The film that prompted this unusual treatment was THE MARK OF ZORRO, starring Douglas Fairbanks. It was the first rendering for the screen of a character called Zorro, originated by Johnston McCulley in his 1919 novel THE CURSE OF CAPISTRANO. Even more significantly, it heralded a new phase in the already stellar career of its lead actor.

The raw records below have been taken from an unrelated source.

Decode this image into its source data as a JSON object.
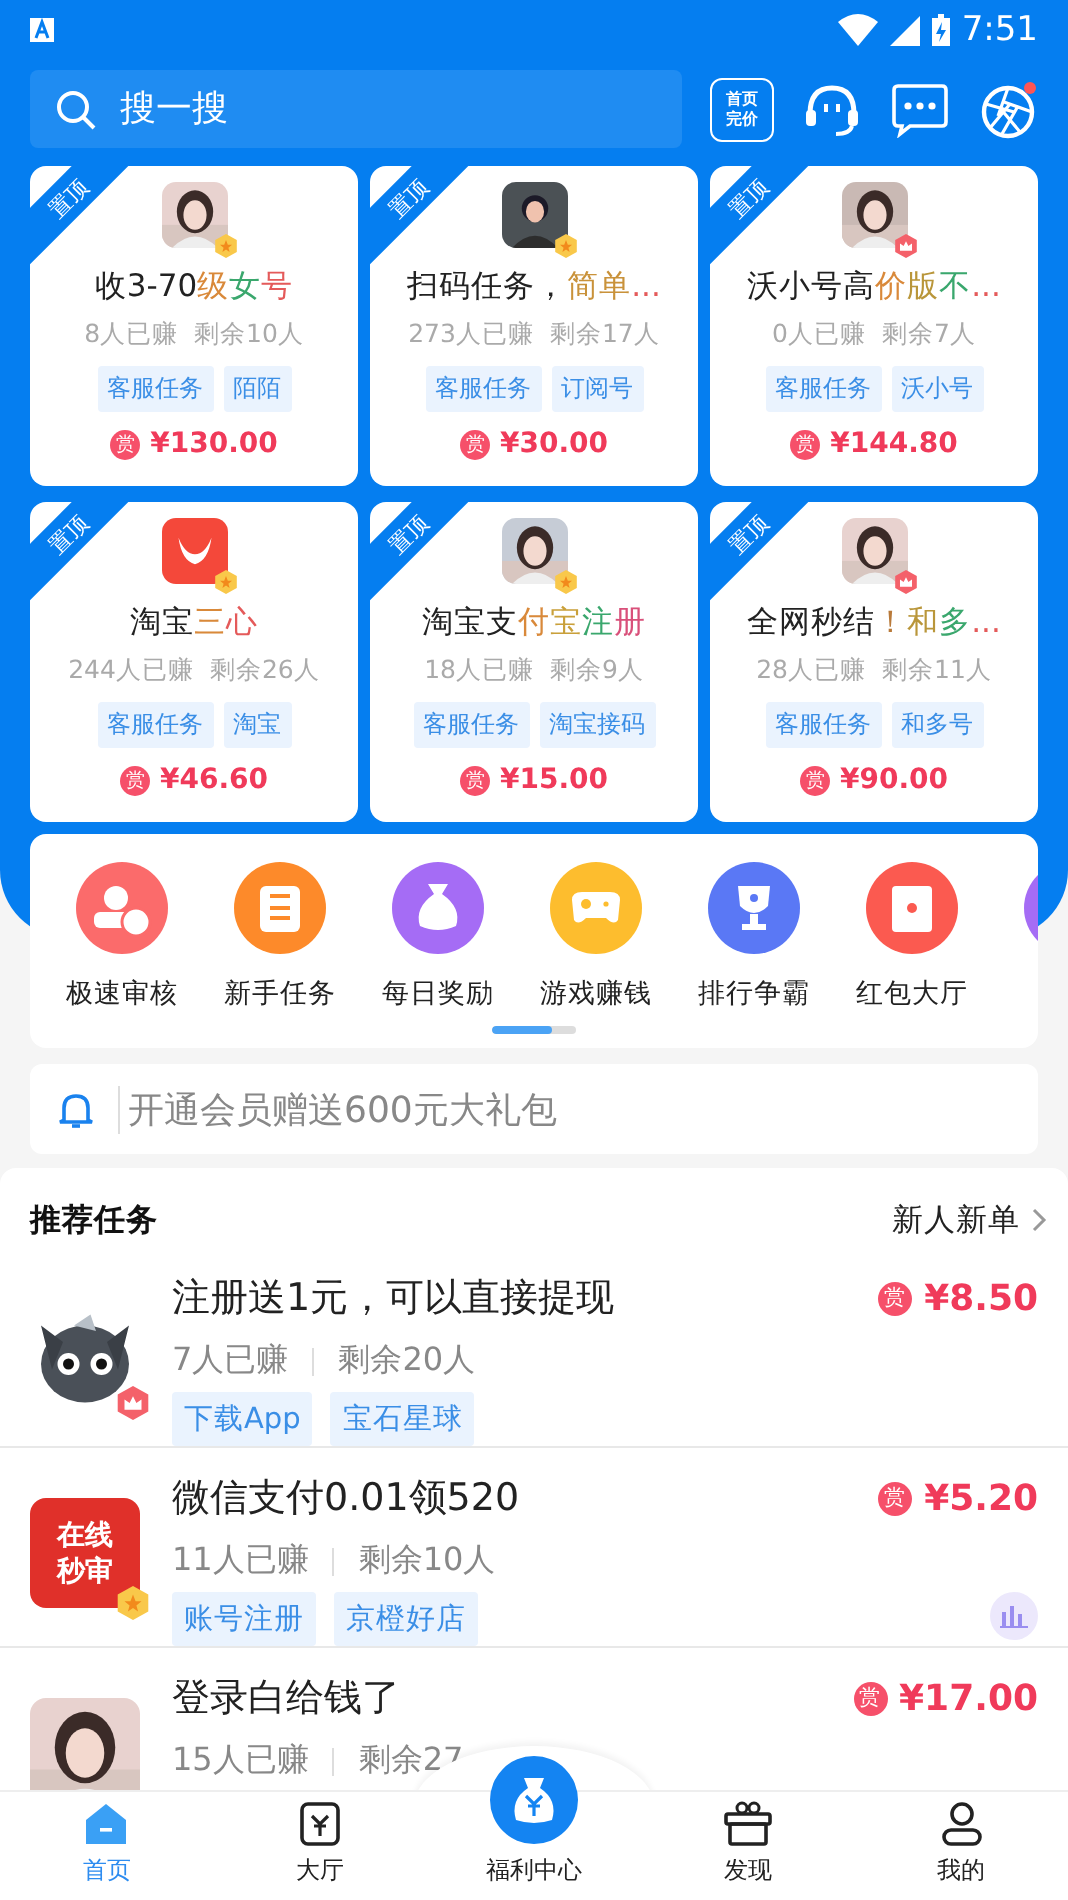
{
  "status_bar": {
    "time": "7:51"
  },
  "search": {
    "placeholder": "搜一搜"
  },
  "header_badge": [
    "首页",
    "完价"
  ],
  "cards": [
    {
      "pinned_label": "置顶",
      "title": [
        {
          "text": "收3-70"
        },
        {
          "text": "级",
          "color": "#d9893a"
        },
        {
          "text": "女",
          "color": "#3aa76d"
        },
        {
          "text": "号",
          "color": "#e45a5a"
        }
      ],
      "earned": "8人已赚",
      "remaining": "剩余10人",
      "tags": [
        "客服任务",
        "陌陌"
      ],
      "reward_mark": "赏",
      "price": "¥130.00"
    },
    {
      "pinned_label": "置顶",
      "title": [
        {
          "text": "扫码任务，"
        },
        {
          "text": "简单",
          "color": "#c9923a"
        },
        {
          "text": "...",
          "color": "#e45a5a"
        }
      ],
      "earned": "273人已赚",
      "remaining": "剩余17人",
      "tags": [
        "客服任务",
        "订阅号"
      ],
      "reward_mark": "赏",
      "price": "¥30.00"
    },
    {
      "pinned_label": "置顶",
      "title": [
        {
          "text": "沃小号高"
        },
        {
          "text": "价",
          "color": "#d9893a"
        },
        {
          "text": "版",
          "color": "#b9963a"
        },
        {
          "text": "不",
          "color": "#3aa76d"
        },
        {
          "text": "...",
          "color": "#e45a5a"
        }
      ],
      "earned": "0人已赚",
      "remaining": "剩余7人",
      "tags": [
        "客服任务",
        "沃小号"
      ],
      "reward_mark": "赏",
      "price": "¥144.80"
    },
    {
      "pinned_label": "置顶",
      "title": [
        {
          "text": "淘宝"
        },
        {
          "text": "三",
          "color": "#d9893a"
        },
        {
          "text": "心",
          "color": "#e45a5a"
        }
      ],
      "earned": "244人已赚",
      "remaining": "剩余26人",
      "tags": [
        "客服任务",
        "淘宝"
      ],
      "reward_mark": "赏",
      "price": "¥46.60"
    },
    {
      "pinned_label": "置顶",
      "title": [
        {
          "text": "淘宝支"
        },
        {
          "text": "付",
          "color": "#d9893a"
        },
        {
          "text": "宝",
          "color": "#c9a03a"
        },
        {
          "text": "注",
          "color": "#3aa76d"
        },
        {
          "text": "册",
          "color": "#d9507a"
        }
      ],
      "earned": "18人已赚",
      "remaining": "剩余9人",
      "tags": [
        "客服任务",
        "淘宝接码"
      ],
      "reward_mark": "赏",
      "price": "¥15.00"
    },
    {
      "pinned_label": "置顶",
      "title": [
        {
          "text": "全网秒结"
        },
        {
          "text": "！",
          "color": "#b97a3a"
        },
        {
          "text": "和",
          "color": "#b9963a"
        },
        {
          "text": "多",
          "color": "#3aa76d"
        },
        {
          "text": "...",
          "color": "#e45a5a"
        }
      ],
      "earned": "28人已赚",
      "remaining": "剩余11人",
      "tags": [
        "客服任务",
        "和多号"
      ],
      "reward_mark": "赏",
      "price": "¥90.00"
    }
  ],
  "shortcuts": [
    {
      "label": "极速审核",
      "color": "#fb6b6b"
    },
    {
      "label": "新手任务",
      "color": "#fd8a2a"
    },
    {
      "label": "每日奖励",
      "color": "#a56cf5"
    },
    {
      "label": "游戏赚钱",
      "color": "#fdbd2e"
    },
    {
      "label": "排行争霸",
      "color": "#5a78f5"
    },
    {
      "label": "红包大厅",
      "color": "#fb5a50"
    },
    {
      "color": "#a56cf5"
    }
  ],
  "notice": "开通会员赠送600元大礼包",
  "recommended": {
    "title": "推荐任务",
    "link": "新人新单"
  },
  "tasks": [
    {
      "title": "注册送1元，可以直接提现",
      "earned": "7人已赚",
      "remaining": "剩余20人",
      "tags": [
        "下载App",
        "宝石星球"
      ],
      "reward_mark": "赏",
      "price": "¥8.50"
    },
    {
      "title": "微信支付0.01领520",
      "avatar_text": [
        "在线",
        "秒审"
      ],
      "earned": "11人已赚",
      "remaining": "剩余10人",
      "tags": [
        "账号注册",
        "京橙好店"
      ],
      "reward_mark": "赏",
      "price": "¥5.20",
      "stats_button": true
    },
    {
      "title": "登录白给钱了",
      "earned": "15人已赚",
      "remaining": "剩余27",
      "reward_mark": "赏",
      "price": "¥17.00"
    }
  ],
  "nav": [
    {
      "label": "首页",
      "kind": "tab",
      "selected": true
    },
    {
      "label": "大厅",
      "kind": "tab",
      "selected": false
    },
    {
      "label": "福利中心",
      "kind": "center",
      "selected": false
    },
    {
      "label": "发现",
      "kind": "tab",
      "selected": false
    },
    {
      "label": "我的",
      "kind": "tab",
      "selected": false
    }
  ]
}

Fairbanks was already a major star, having achieved fame and fortune through a distinctive and appealing screen persona. In a series of roles he had established a consistent characterization based on energetic athleticism and boyish enthusiasm that audiences found irresistible. His most successful narrative ploy was to play an effete and ineffectual young man who through enduring difficult circumstances finds within himself untapped personal resources that allow him to triumph. His persona combined the impishness and perpetual youth of Peter Pan with the brawny vigor of Tarzan of the Apes. (The latter influence being of particular significance in that Tarzan is both lord of the jungle and Lord Greystoke, a scion of the English peerage. Fairbanks and his movie star wife, Mary Pickford, would soon become de facto Hollywood royalty.)

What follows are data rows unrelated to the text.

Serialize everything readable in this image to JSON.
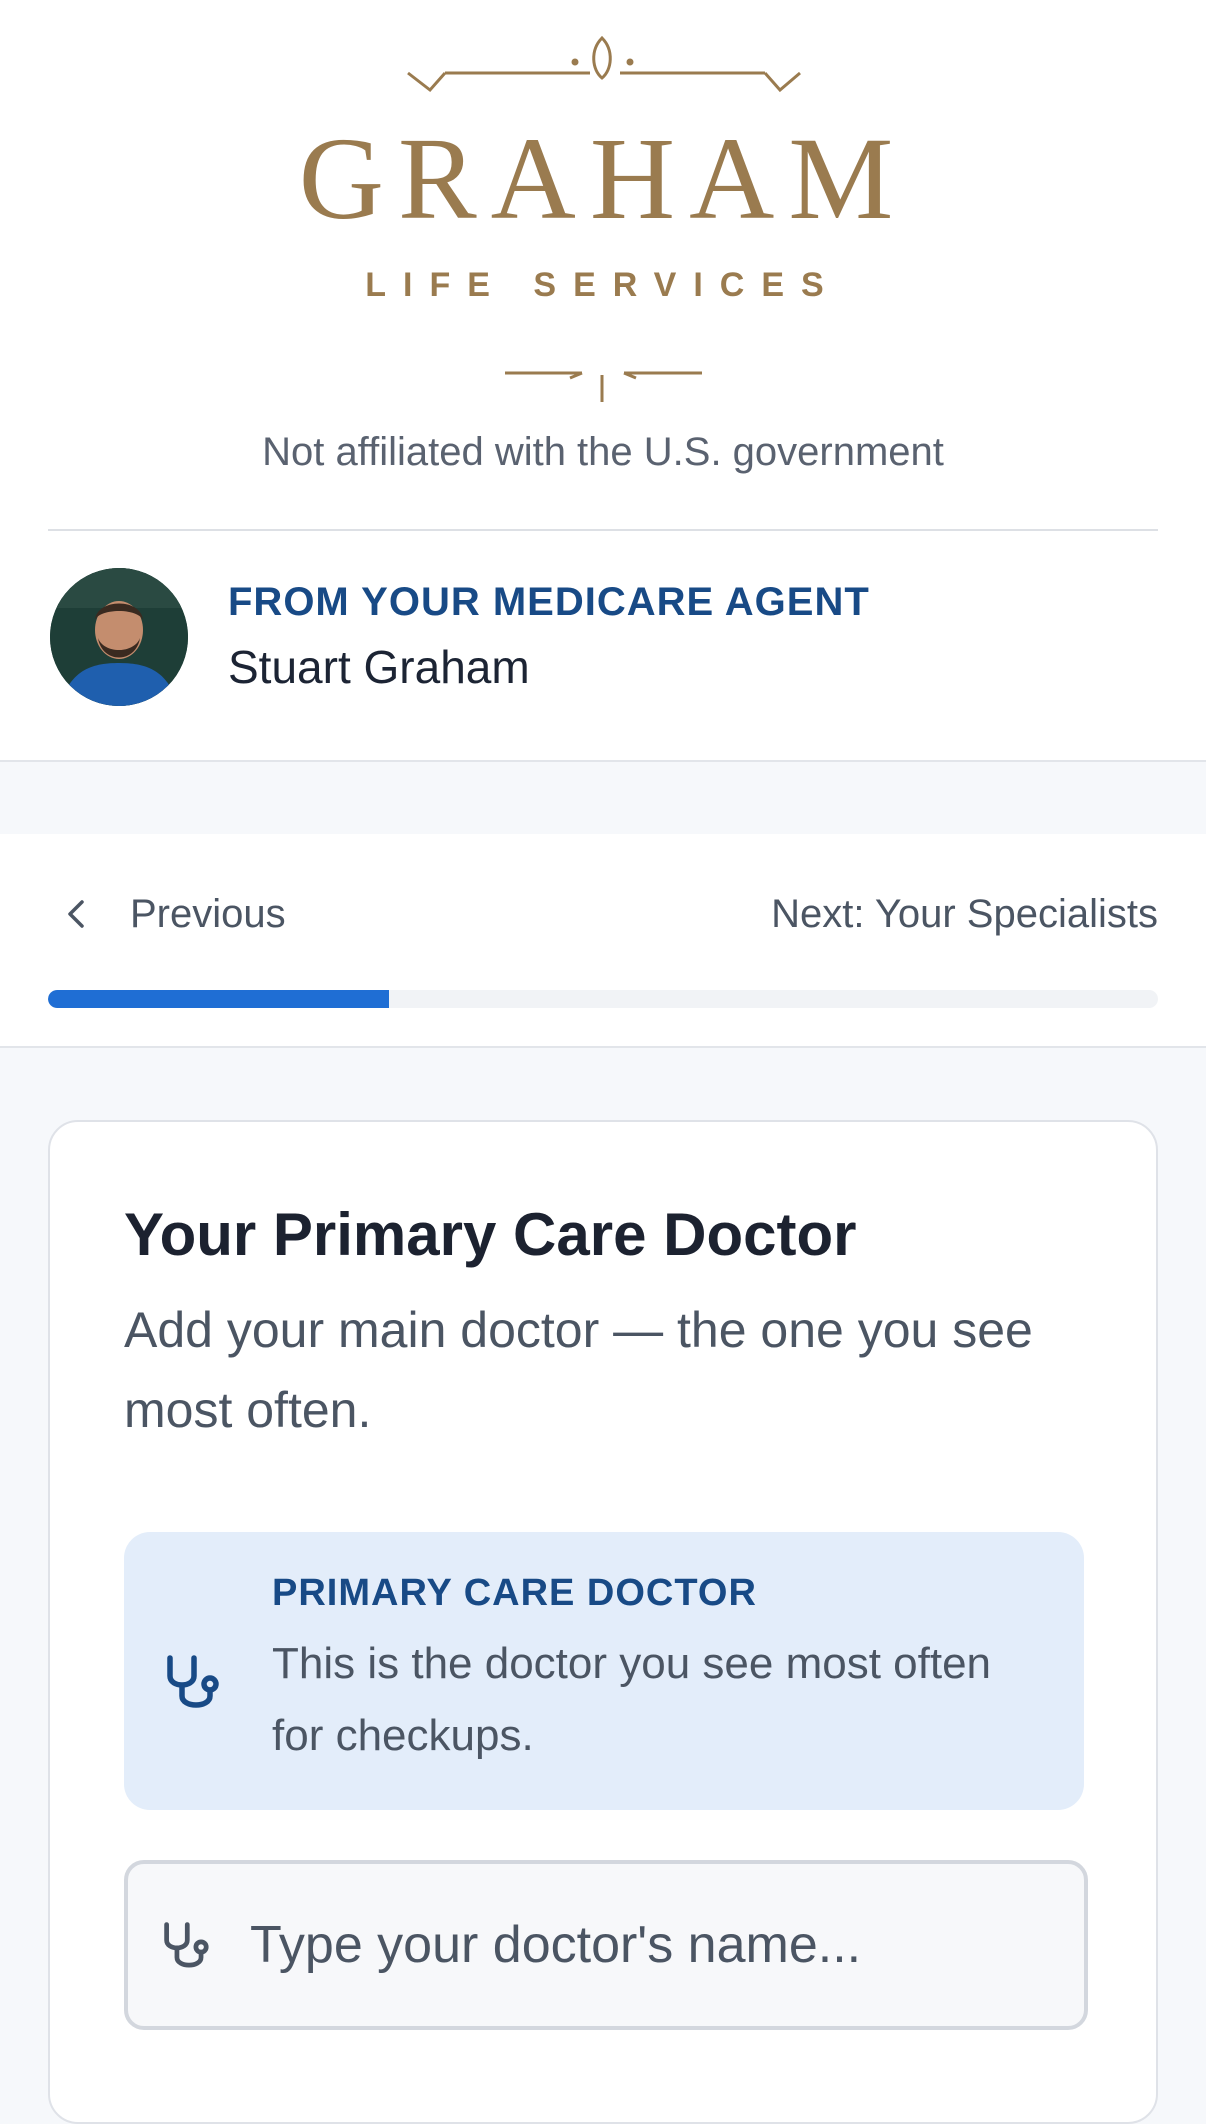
{
  "brand": {
    "logo_title": "GRAHAM",
    "logo_subtitle": "LIFE SERVICES",
    "accent_color": "#9a7b4f",
    "disclaimer": "Not affiliated with the U.S. government"
  },
  "agent": {
    "kicker": "FROM YOUR MEDICARE AGENT",
    "name": "Stuart Graham"
  },
  "navigation": {
    "previous_label": "Previous",
    "next_label": "Next: Your Specialists",
    "progress_fraction": 0.307,
    "progress_color": "#1f6ed4"
  },
  "card": {
    "title": "Your Primary Care Doctor",
    "description": "Add your main doctor — the one you see most often.",
    "info": {
      "kicker": "PRIMARY CARE DOCTOR",
      "text": "This is the doctor you see most often for checkups.",
      "icon": "stethoscope-icon"
    },
    "search": {
      "placeholder": "Type your doctor's name...",
      "value": "",
      "icon": "stethoscope-icon"
    }
  }
}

He began developing his signature characterization on the stage in such plays as THE NEW HENRIETTA, but it caught on in a big way when he made the transition to movie roles. His screen persona seemed to hearken back to the ideal of the “strenuous life” advocated by Theodore Roosevelt, who had provided a real-life template for the persona by making a triumphant transition from a sickly childhood to a robust and successful adulthood. And at the same time, Fairbanks’s screen presence seems to have fostered a popular culture template for the concept of American exceptionalism, which would later prompt Henry Luce to declare the advent of an “American century.” His films showed American moviegoers a flattering image of their national character that they wanted to believe in. It’s no accident, I think, that a number of his pictures’ titles reflect this directly (AMERICAN ARISTOCRACY; THE AMERICANO; HIS MAJESTY, THE AMERICAN).

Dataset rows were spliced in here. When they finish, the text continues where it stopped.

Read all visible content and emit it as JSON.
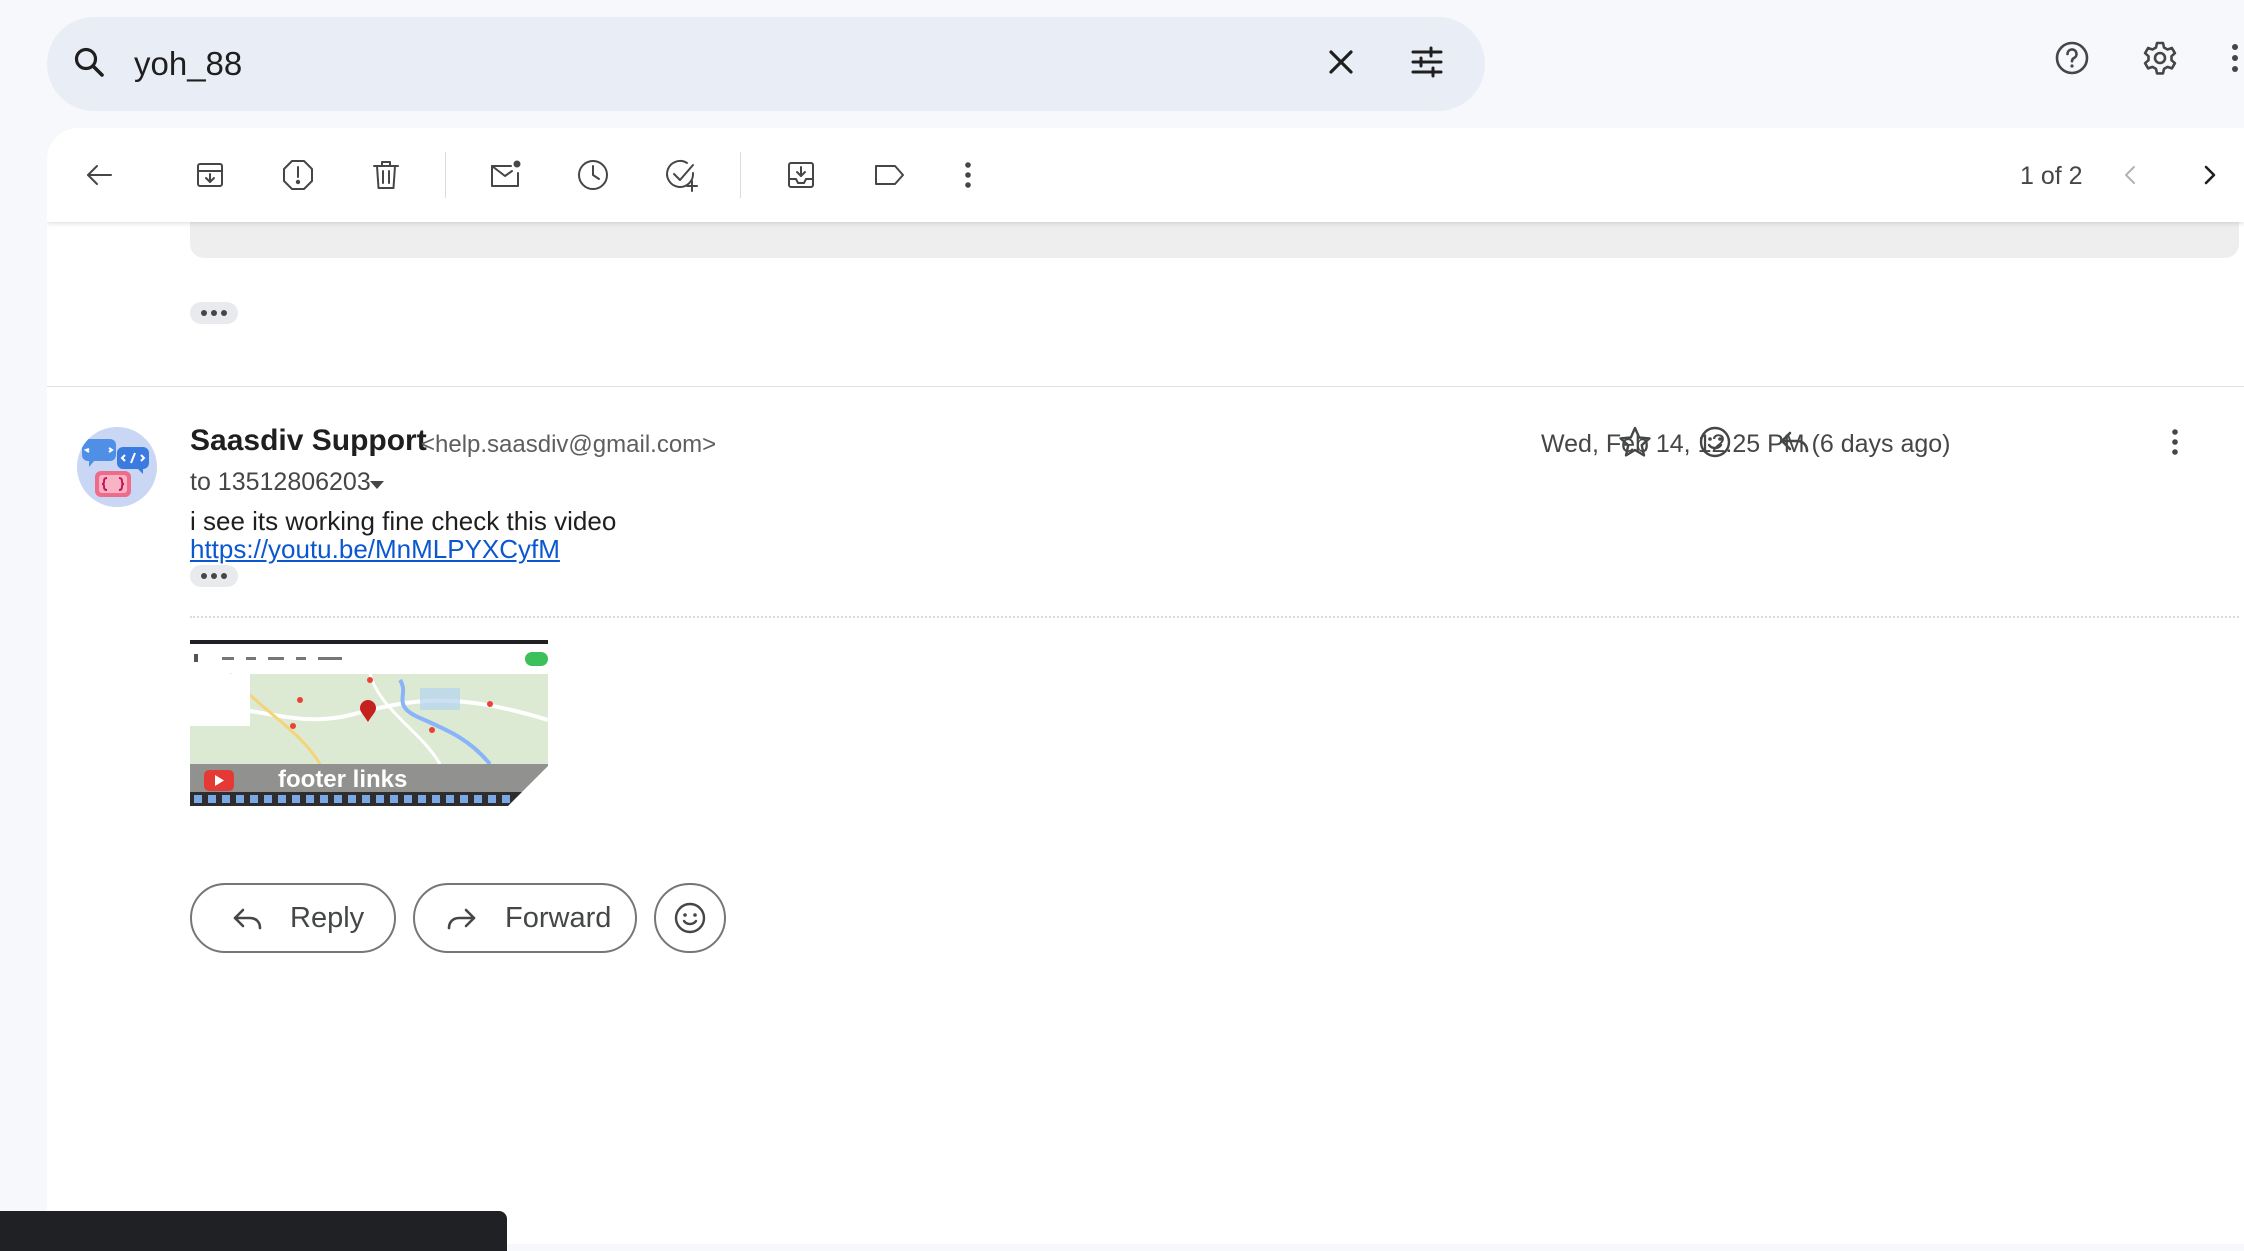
{
  "search": {
    "query": "yoh_88"
  },
  "toolbar": {
    "pager_text": "1 of 2"
  },
  "message": {
    "sender_name": "Saasdiv Support",
    "sender_email": "<help.saasdiv@gmail.com>",
    "recipient": "to 13512806203",
    "date": "Wed, Feb 14, 12:25 PM (6 days ago)",
    "body_text": "i see its working fine check this video",
    "link": "https://youtu.be/MnMLPYXCyfM",
    "video_title": "footer links"
  },
  "actions": {
    "reply_label": "Reply",
    "forward_label": "Forward"
  }
}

In its October 9, 1915 edition, “Moving Picture World” recognizes in its review of THE LAMB, Fairbanks’s first starring film role, that a new star in the Hollywood firmament is ascendant:
THE LAMB, as its title suggests, delineates the Fairbanks formula of portraying the progression of a young man from an ineffectual “lamb” to a heroic go-getter.
But with THE MARK OF ZORRO, Fairbanks took this narrative template to the next level. Rather than a conversion from lamb to lion, his portrayal of Zorro allowed him to play both parts in parallel. In some scenes he is the meek and passive Don Diego Vega and in other scenes he is the robust and dynamic Zorro. This adds another level of amusement for the audience in that they are in on the secret that Don Diego and Zorro are one and the same.
THE MARK OF ZORRO is significant in that it serves as an important progenitor for not one but two types of action-adventure films. One is the “swashbuckler,” which Fairbanks is generally acknowledged to have established as a reliable box office draw. It was a form that he was to largely stick to for the remainder of his career, playing pirates, musketeers, and even Robin Hood. But also, THE MARK OF ZORRO provides a template for the superhero movie. In particular, the parallels with Batman are hard to miss – an aristocrat using his idle playboy life as a secret identity to conceal his exploits as a mysterious costumed hero, with a secret entrance to his mansion, and a manservant who is the only one who knows his secret. Along with the fact that this film also prompted theaters to expand their bookings in anticipation of repeat business at the box office, these factors single out this remarkable picture as a momentous milestone in the American cinema.
Would Fairbanks have guessed that a century hence superhero films would form the cornerstone of media empires, and that theatrical runs for those films would be measured in weeks, and sometimes months, rather than days? I like to think that he would have.